Louise Ackermann

Le nuage

Levez les yeux ! C’est moi qui passe sur vos têtes,
Diaphane et léger, libre dans le ciel pur ;
L’aile ouverte, attendant le souffle des tempêtes,
            Je plonge et nage en plein azur.
 
Comme un mirage errant, je flotte et je voyage.
Coloré par l’aurore et le soir tour à tour,
Miroir aérien, je reflète au passage
            Les sourires changeants du jour.
 
Le soleil me rencontre au bout de sa carrière
Couché sur l’horizon dont j’enflamme le bord ;
Dans mes flancs transparents le roi de la lumière
            Lance en fuyant ses flèches d’or.
 
Quand la lune, écartant son cortège d’étoiles,
Jette un regard pensif sur le monde endormi,
Devant son front glacé je fais courir mes voiles,
            Ou je les soulève à demi.
 
On croirait voir au loin une flotte qui sombre,
Quand, d’un bond furieux fendant l’air ébranlé,
L’ouragan sur ma proue inaccessible et sombre
            S’assied comme un pilote ailé.
 
Dans les champs de l’éther je livre des batailles ;
La ruine et la mort ne sont pour moi qu’un jeu.
Je me charge de grêle, et porte en mes entrailles
            La foudre et ses hydres de feu.
 
Sur le sol altéré je m’épanche en ondées.
La terre rit ; je tiens sa vie entre mes mains.
C’est moi qui gonfle, au sein des terres fécondées,
            L’épi qui nourrit les humains.
 
Où j’ai passé, soudain tout verdit, tout pullule ;
Le sillon que j’enivre enfante avec ardeur.

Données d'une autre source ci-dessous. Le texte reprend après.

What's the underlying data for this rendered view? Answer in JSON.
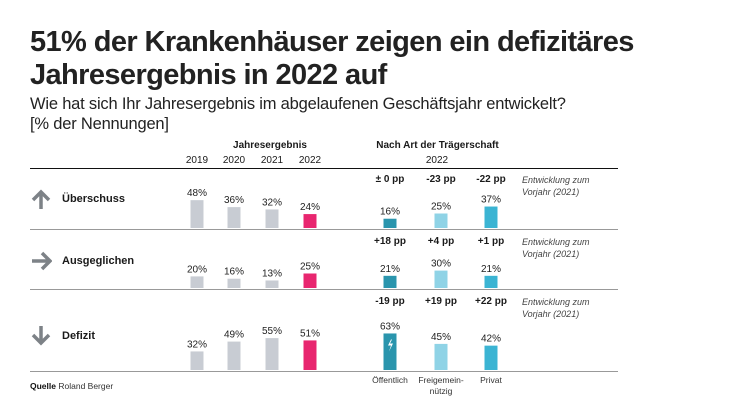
{
  "title": "51% der Krankenhäuser zeigen ein defizitäres Jahresergebnis in 2022 auf",
  "subtitle_line1": "Wie hat sich Ihr Jahresergebnis im abgelaufenen Geschäftsjahr entwickelt?",
  "subtitle_line2": "[% der Nennungen]",
  "source_label": "Quelle",
  "source_value": "Roland Berger",
  "colors": {
    "past_years": "#c8ccd3",
    "year_2022": "#e8266f",
    "oeffentlich": "#2a95ad",
    "freigemeinnuetzig": "#8fd3e6",
    "privat": "#3bb4d3"
  },
  "chart_data": [
    {
      "type": "bar",
      "title": "Jahresergebnis",
      "categories": [
        "2019",
        "2020",
        "2021",
        "2022"
      ],
      "rows": [
        "Überschuss",
        "Ausgeglichen",
        "Defizit"
      ],
      "series": [
        {
          "name": "Überschuss",
          "values": [
            48,
            36,
            32,
            24
          ]
        },
        {
          "name": "Ausgeglichen",
          "values": [
            20,
            16,
            13,
            25
          ]
        },
        {
          "name": "Defizit",
          "values": [
            32,
            49,
            55,
            51
          ]
        }
      ],
      "unit": "%",
      "highlight_category": "2022"
    },
    {
      "type": "bar",
      "title": "Nach Art der Trägerschaft",
      "subtitle": "2022",
      "categories": [
        "Öffentlich",
        "Freigemein-nützig",
        "Privat"
      ],
      "category_lines": [
        [
          "Öffentlich"
        ],
        [
          "Freigemein-",
          "nützig"
        ],
        [
          "Privat"
        ]
      ],
      "rows": [
        "Überschuss",
        "Ausgeglichen",
        "Defizit"
      ],
      "series": [
        {
          "name": "Überschuss",
          "values": [
            16,
            25,
            37
          ],
          "change": [
            "± 0 pp",
            "-23 pp",
            "-22 pp"
          ]
        },
        {
          "name": "Ausgeglichen",
          "values": [
            21,
            30,
            21
          ],
          "change": [
            "+18 pp",
            "+4 pp",
            "+1 pp"
          ]
        },
        {
          "name": "Defizit",
          "values": [
            63,
            45,
            42
          ],
          "change": [
            "-19 pp",
            "+19 pp",
            "+22 pp"
          ]
        }
      ],
      "unit": "%",
      "change_note": "Entwicklung zum Vorjahr (2021)",
      "annotation_icon": "lightning-icon on Öffentlich Defizit bar"
    }
  ],
  "headers": {
    "group1": "Jahresergebnis",
    "group2": "Nach Art der Trägerschaft",
    "group2_year": "2022",
    "years": [
      "2019",
      "2020",
      "2021",
      "2022"
    ]
  },
  "rows": [
    {
      "label": "Überschuss",
      "icon": "arrow-up-icon"
    },
    {
      "label": "Ausgeglichen",
      "icon": "arrow-right-icon"
    },
    {
      "label": "Defizit",
      "icon": "arrow-down-icon"
    }
  ],
  "notes": [
    "Entwicklung zum",
    "Vorjahr (2021)"
  ]
}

Je suis onde et je cours, je suis sève et circule,
            Caché dans la source ou la fleur.
 
Un fleuve me recueille, il m’emporte, et je coule
Comme une veine au cœur des continents profonds.
Sur les longs pays plats ma nappe se déroule,
            Ou s’engouffre à travers les monts.
 
Rien ne m’arrête plus ; dans mon élan rapide
J’obéis au courant, par le désir poussé,
Et je vole à mon but comme un grand trait liquide
            Qu’un bras invisible a lancé.
 
Océan, ô mon père ! Ouvre ton sein, j’arrive !
Tes flots tumultueux m’ont déjà répondu ;
Ils accourent ; mon onde a reculé, craintive,
            Devant leur accueil éperdu.
 
En ton lit mugissant ton amour nous rassemble.
Autour des noirs écueils ou sur le sable fin
Nous allons, confondus, recommencer ensemble
            Nos fureurs et nos jeux sans fin.
 
Mais le soleil, baissant vers toi son œil splendide,
M’a découvert bientôt dans tes gouffres amers.
Son rayon tout puissant baise mon front limpide :
            J’ai repris le chemin des airs !
 
Ainsi, jamais d’arrêt. L’immortelle matière
Un seul instant encor n’a pu se reposer.
La Nature ne fait, patiente ouvrière,
            Que dissoudre et recomposer.
 
Tout se métamorphose entre ses mains actives ;
Partout le mouvement incessant et divers,
Dans le cercle éternel des formes fugitives,
            Agitant l’immense univers.